Ben Gurion University of the Negev has opened a nuclear engineering program in conjunction with the nuclear power plant in Dimona. The program is expected to feed “dozens” of future nuclear scientists into the Israel Atomic Energy Commission's Negev Nuclear Research Center in Dimona and the Israel Electric Company's hoped-for new solar-and-nuclear power plant.

According to the university's website, the Department of Nuclear Engineering already exists, offering “the only academic program in Israel that educates would-be engineers in the vital fields of nuclear energy, nuclear medicine, radiation biology, and radiation related technologies.” Degrees are offered at the undergraduate and graduate levels, including a doctoral program, with tracks offered in electrical and computer majors, nuclear applications and biomedical engineering.

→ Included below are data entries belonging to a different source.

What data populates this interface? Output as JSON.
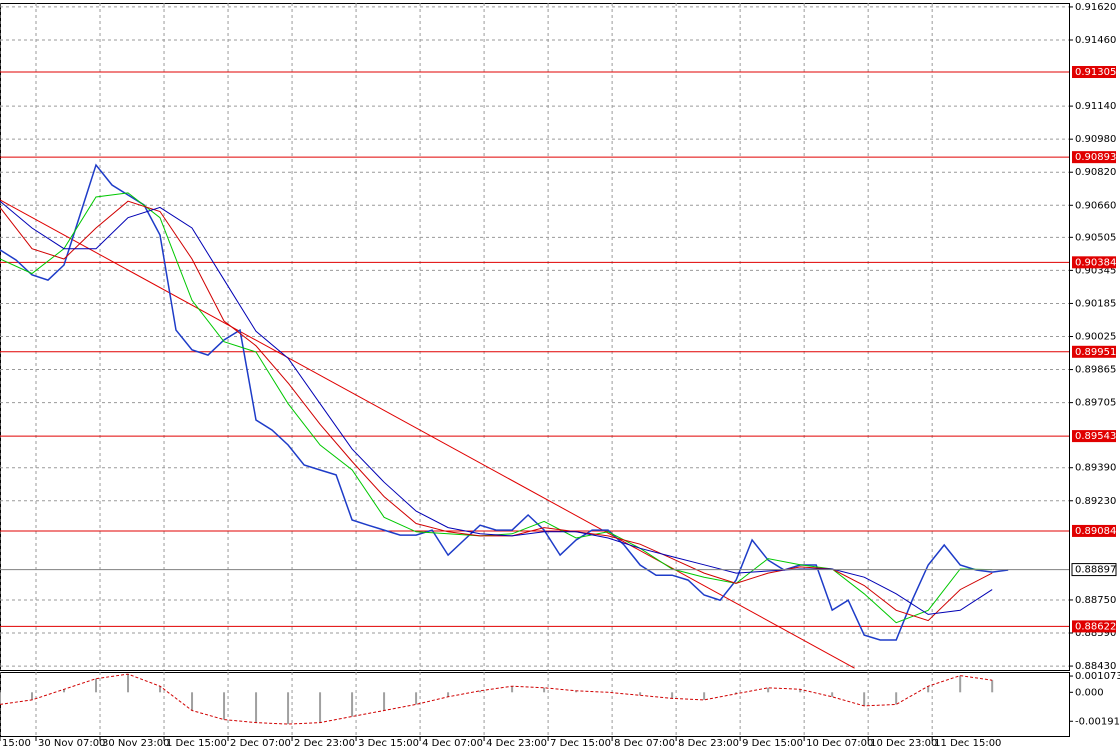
{
  "chart_data": {
    "type": "line",
    "xlim": [
      0,
      66.8
    ],
    "ylim": [
      0.88411,
      0.91639
    ],
    "grid": true,
    "xticks": [
      {
        "value": 0,
        "label": "15:00"
      },
      {
        "value": 2.25,
        "label": "30 Nov 07:00"
      },
      {
        "value": 6.25,
        "label": "30 Nov 23:00"
      },
      {
        "value": 10.25,
        "label": "1 Dec 15:00"
      },
      {
        "value": 14.25,
        "label": "2 Dec 07:00"
      },
      {
        "value": 18.25,
        "label": "2 Dec 23:00"
      },
      {
        "value": 22.25,
        "label": "3 Dec 15:00"
      },
      {
        "value": 26.25,
        "label": "4 Dec 07:00"
      },
      {
        "value": 30.25,
        "label": "4 Dec 23:00"
      },
      {
        "value": 34.25,
        "label": "7 Dec 15:00"
      },
      {
        "value": 38.25,
        "label": "8 Dec 07:00"
      },
      {
        "value": 42.25,
        "label": "8 Dec 23:00"
      },
      {
        "value": 46.25,
        "label": "9 Dec 15:00"
      },
      {
        "value": 50.25,
        "label": "10 Dec 07:00"
      },
      {
        "value": 54.25,
        "label": "10 Dec 23:00"
      },
      {
        "value": 58.25,
        "label": "11 Dec 15:00"
      }
    ],
    "yticks": [
      {
        "value": 0.9162,
        "label": "0.91620"
      },
      {
        "value": 0.9146,
        "label": "0.91460"
      },
      {
        "value": 0.9114,
        "label": "0.91140"
      },
      {
        "value": 0.9098,
        "label": "0.90980"
      },
      {
        "value": 0.9082,
        "label": "0.90820"
      },
      {
        "value": 0.9066,
        "label": "0.90660"
      },
      {
        "value": 0.90505,
        "label": "0.90505"
      },
      {
        "value": 0.90345,
        "label": "0.90345"
      },
      {
        "value": 0.90185,
        "label": "0.90185"
      },
      {
        "value": 0.90025,
        "label": "0.90025"
      },
      {
        "value": 0.89865,
        "label": "0.89865"
      },
      {
        "value": 0.89705,
        "label": "0.89705"
      },
      {
        "value": 0.8939,
        "label": "0.89390"
      },
      {
        "value": 0.8923,
        "label": "0.89230"
      },
      {
        "value": 0.8875,
        "label": "0.88750"
      },
      {
        "value": 0.8859,
        "label": "0.88590"
      },
      {
        "value": 0.8843,
        "label": "0.88430"
      }
    ],
    "levels": [
      0.91305,
      0.90893,
      0.90384,
      0.89951,
      0.89543,
      0.89084,
      0.88622
    ],
    "level_color": "#e00000",
    "bid": 0.88897,
    "trendline": {
      "color": "#e00000",
      "x": [
        0,
        53.4
      ],
      "values": [
        0.90686,
        0.8842
      ]
    },
    "series": [
      {
        "color": "#1e3cc8",
        "width": 1.5,
        "x": [
          0,
          1,
          2,
          3,
          4,
          5,
          6,
          7,
          8,
          9,
          10,
          11,
          12,
          13,
          14,
          15,
          16,
          17,
          18,
          19,
          20,
          21,
          22,
          23,
          24,
          25,
          26,
          27,
          28,
          29,
          30,
          31,
          32,
          33,
          34,
          35,
          36,
          37,
          38,
          39,
          40,
          41,
          42,
          43,
          44,
          45,
          46,
          47,
          48,
          49,
          50,
          51,
          52,
          53,
          54,
          55,
          56,
          57,
          58,
          59,
          60,
          61,
          62,
          63
        ],
        "values": [
          0.90444,
          0.90395,
          0.90323,
          0.90298,
          0.90371,
          0.90613,
          0.90855,
          0.90758,
          0.9071,
          0.90662,
          0.90516,
          0.90056,
          0.8996,
          0.89935,
          0.90008,
          0.90056,
          0.89621,
          0.89572,
          0.895,
          0.89403,
          0.89379,
          0.89355,
          0.89137,
          0.89112,
          0.89088,
          0.89064,
          0.89064,
          0.89088,
          0.88967,
          0.8904,
          0.89112,
          0.89088,
          0.89088,
          0.89161,
          0.89088,
          0.88967,
          0.8904,
          0.89088,
          0.89088,
          0.89016,
          0.88919,
          0.8887,
          0.8887,
          0.88846,
          0.88774,
          0.88749,
          0.88846,
          0.8904,
          0.88943,
          0.88895,
          0.88919,
          0.88919,
          0.88701,
          0.88749,
          0.8858,
          0.88556,
          0.88556,
          0.88749,
          0.88919,
          0.89016,
          0.88919,
          0.88895,
          0.88885,
          0.88895
        ]
      },
      {
        "color": "#00c800",
        "width": 1,
        "x": [
          0,
          2,
          4,
          6,
          8,
          10,
          12,
          14,
          16,
          18,
          20,
          22,
          24,
          26,
          28,
          30,
          32,
          34,
          36,
          38,
          40,
          42,
          44,
          46,
          48,
          50,
          52,
          54,
          56,
          58,
          60,
          62
        ],
        "values": [
          0.904,
          0.9033,
          0.9045,
          0.907,
          0.9072,
          0.906,
          0.902,
          0.9,
          0.8995,
          0.897,
          0.895,
          0.8938,
          0.8915,
          0.8908,
          0.8907,
          0.8906,
          0.8907,
          0.8913,
          0.8905,
          0.8908,
          0.89,
          0.889,
          0.8886,
          0.8883,
          0.8895,
          0.8892,
          0.889,
          0.8878,
          0.8864,
          0.887,
          0.889,
          0.88897
        ]
      },
      {
        "color": "#d00000",
        "width": 1,
        "x": [
          0,
          2,
          4,
          6,
          8,
          10,
          12,
          14,
          16,
          18,
          20,
          22,
          24,
          26,
          28,
          30,
          32,
          34,
          36,
          38,
          40,
          42,
          44,
          46,
          48,
          50,
          52,
          54,
          56,
          58,
          60,
          62
        ],
        "values": [
          0.9065,
          0.9045,
          0.904,
          0.9055,
          0.9068,
          0.9063,
          0.904,
          0.901,
          0.8998,
          0.898,
          0.896,
          0.8942,
          0.8925,
          0.8912,
          0.8908,
          0.8906,
          0.8906,
          0.891,
          0.8908,
          0.8906,
          0.8902,
          0.8895,
          0.8888,
          0.8883,
          0.8888,
          0.8891,
          0.889,
          0.8882,
          0.887,
          0.8865,
          0.888,
          0.8888
        ]
      },
      {
        "color": "#0000b4",
        "width": 1,
        "x": [
          0,
          2,
          4,
          6,
          8,
          10,
          12,
          14,
          16,
          18,
          20,
          22,
          24,
          26,
          28,
          30,
          32,
          34,
          36,
          38,
          40,
          42,
          44,
          46,
          48,
          50,
          52,
          54,
          56,
          58,
          60,
          62
        ],
        "values": [
          0.9068,
          0.9055,
          0.9045,
          0.9045,
          0.906,
          0.9065,
          0.9055,
          0.903,
          0.9005,
          0.8992,
          0.897,
          0.8948,
          0.8932,
          0.8918,
          0.891,
          0.8907,
          0.8906,
          0.8908,
          0.8908,
          0.8905,
          0.89,
          0.8896,
          0.8892,
          0.8888,
          0.8889,
          0.889,
          0.889,
          0.8886,
          0.8878,
          0.8868,
          0.887,
          0.888
        ]
      }
    ],
    "oscillator": {
      "ylim": [
        -0.00295,
        0.00134
      ],
      "yticks": [
        0.001073,
        {
          "value": 0,
          "label": "0.000"
        },
        -0.001911
      ],
      "bar_color": "#a0a0a0",
      "line_color": "#d00000",
      "x": [
        0,
        2,
        4,
        6,
        8,
        10,
        12,
        14,
        16,
        18,
        20,
        22,
        24,
        26,
        28,
        30,
        32,
        34,
        36,
        38,
        40,
        42,
        44,
        46,
        48,
        50,
        52,
        54,
        56,
        58,
        60,
        62
      ],
      "values": [
        -0.0008,
        -0.0005,
        0.0002,
        0.0009,
        0.0012,
        0.0004,
        -0.0012,
        -0.0018,
        -0.002,
        -0.0021,
        -0.002,
        -0.0016,
        -0.0012,
        -0.0008,
        -0.0003,
        0.0001,
        0.0004,
        0.0003,
        0.0001,
        0,
        -0.0002,
        -0.0004,
        -0.0005,
        -0.0001,
        0.0003,
        0.0002,
        -0.0003,
        -0.0009,
        -0.0008,
        0.0004,
        0.0011,
        0.0008
      ]
    }
  }
}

The university's current program in nuclear energy engineering provides students with the opportunity to study design and analysis of all forms of nuclear power, their development, maintenance and improvement.

An internship at the Soreq Nuclear Research Center or at the Dimona plant is planned as part of the new program. Students will also attend lectures delivered by scientists from the Dimona facility.

The project comes as part of a larger plan by the Israel Electric Corporation (IEC) to build a nuclear power station at Shivta in the Negev, thus creating a need for more nuclear engineers. The new 1,000 to 1,200-megawatt power station will combine nuclear and solar energy, and is expected to be operational by 2020.

Sign of the Times

Until now, Israel has not been able to build a nuclear power station due to its unwillingness to sign the international nuclear Non-Proliferation Treaty. Not being a signatory to the treaty has meant that Israel was unable to purchase a nuclear reactor from a Western manufacturer.

That situation may have changed, however, with the precedent set by the signing of an agreement between the United States and India, another non-signatory to the Non-Proliferation Treaty.

On October 8, 2008, former President George W. Bush ended a 34-year U.S. ban on nuclear trade with the southeast Asian country by signing into law the so-called U.S.-India nuclear deal. It was estimated that as a result of the controversial agreement, up to 27,000 “high quality” jobs would be created over the next decade.

One year later, the Indian government informed the U.S. It wished to order some $150 billion worth of U.S. nuclear reactors, equipment and materials, according to an October 2009 report in the Bulletin of the Atomic Scientists.